There were nearly a dozen mathematically-themed comic strips among what I’d read, and they almost but not quite split mid-week. Better, they include one of my favorite ever mathematics strips from Charles Schulz’s Peanuts.
Jimmy Halto’s Little Iodine for the 4th of December, 1956 was rerun the 2nd of February. Little Iodine seeks out help with what seems to be story problems. The rate problem — “if it takes one man two hours to plow seven acros, how long will it take five men and a horse to … ” — is a kind I remember being particularly baffling. I think it’s the presence of three numbers at once. It seems easy to go from, say, “if you go two miles in ten minutes, how long will it take to go six miles?” to an answer. To go from “if one person working two hours plows seven acres then how long will five men take to clear fourteen acres” to an answer seems like a different kind of problem altogether. It’s a kind of problem for which it’s even wiser than usual to carefully list everything you need.

Kieran Meehan’s Pros and Cons for the 5th uses a bit of arithmetic. It looks as if it’s meant to be a reminder about following the conclusions of one’s deductive logic. It’s more common to use 1 + 1 equalling 2, or 2 + 2 equalling 4. Maybe 2 times 2 being 4. But then it takes a little turn into numerology, trying to read more meaning into numbers than is wise. (I understand why people should use numerological reasoning, especially given how much mathematicians like to talk up mathematics as descriptions of reality and how older numeral systems used letters to represent words. And that before you consider how many numbers have connotations.)

Charles Schulz’s Peanuts for the 5th of February reruns the strip from the 8th of February, 1971. And it is some of the best advice about finding the values of x and y, and about approaching algebra, that I have ever encountered.

Mort Walker and Dik Browne’s Hi and Lois for the 10th of August, 1960 was rerun the 6th of February.
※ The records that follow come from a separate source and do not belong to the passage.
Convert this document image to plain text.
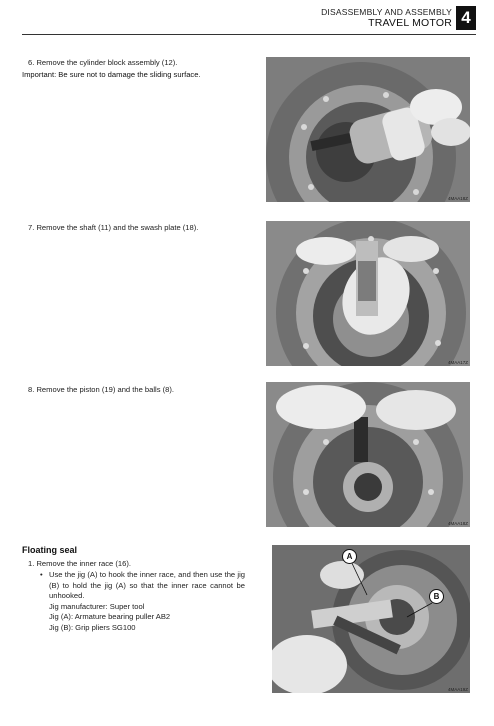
DISASSEMBLY AND ASSEMBLY
TRAVEL MOTOR 4
6. Remove the cylinder block assembly (12).
Important: Be sure not to damage the sliding surface.
4MAA18Z
7. Remove the shaft (11) and the swash plate (18).
4MAA17Z
8. Remove the piston (19) and the balls (8).
4MAA18Z
Floating seal
1. Remove the inner race (16).
• Use the jig (A) to hook the inner race, and then use the jig (B) to hold the jig (A) so that the inner race cannot be unhooked.
Jig manufacturer: Super tool
Jig (A): Armature bearing puller AB2
Jig (B): Grip pliers SG100
A
B
4MAA19Z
It’s a counting joke. Babies do have some number sense. At least babies as old as Trixie do, I believe, in that they’re able to detect that something weird is going on when they’re shown, eg, two balls put into a box and four balls coming out. (Also it turns out that stage magicians get called in to help psychologists study just how infants and toddlers understand the world, which is neat.)
John Zakour and Scott Roberts’s Maria’s Day for the 7th is Ms Payne’s disappointed attempt at motivating mathematics. I imagine she’d try going on if it weren’t a comic strip limited to two panels.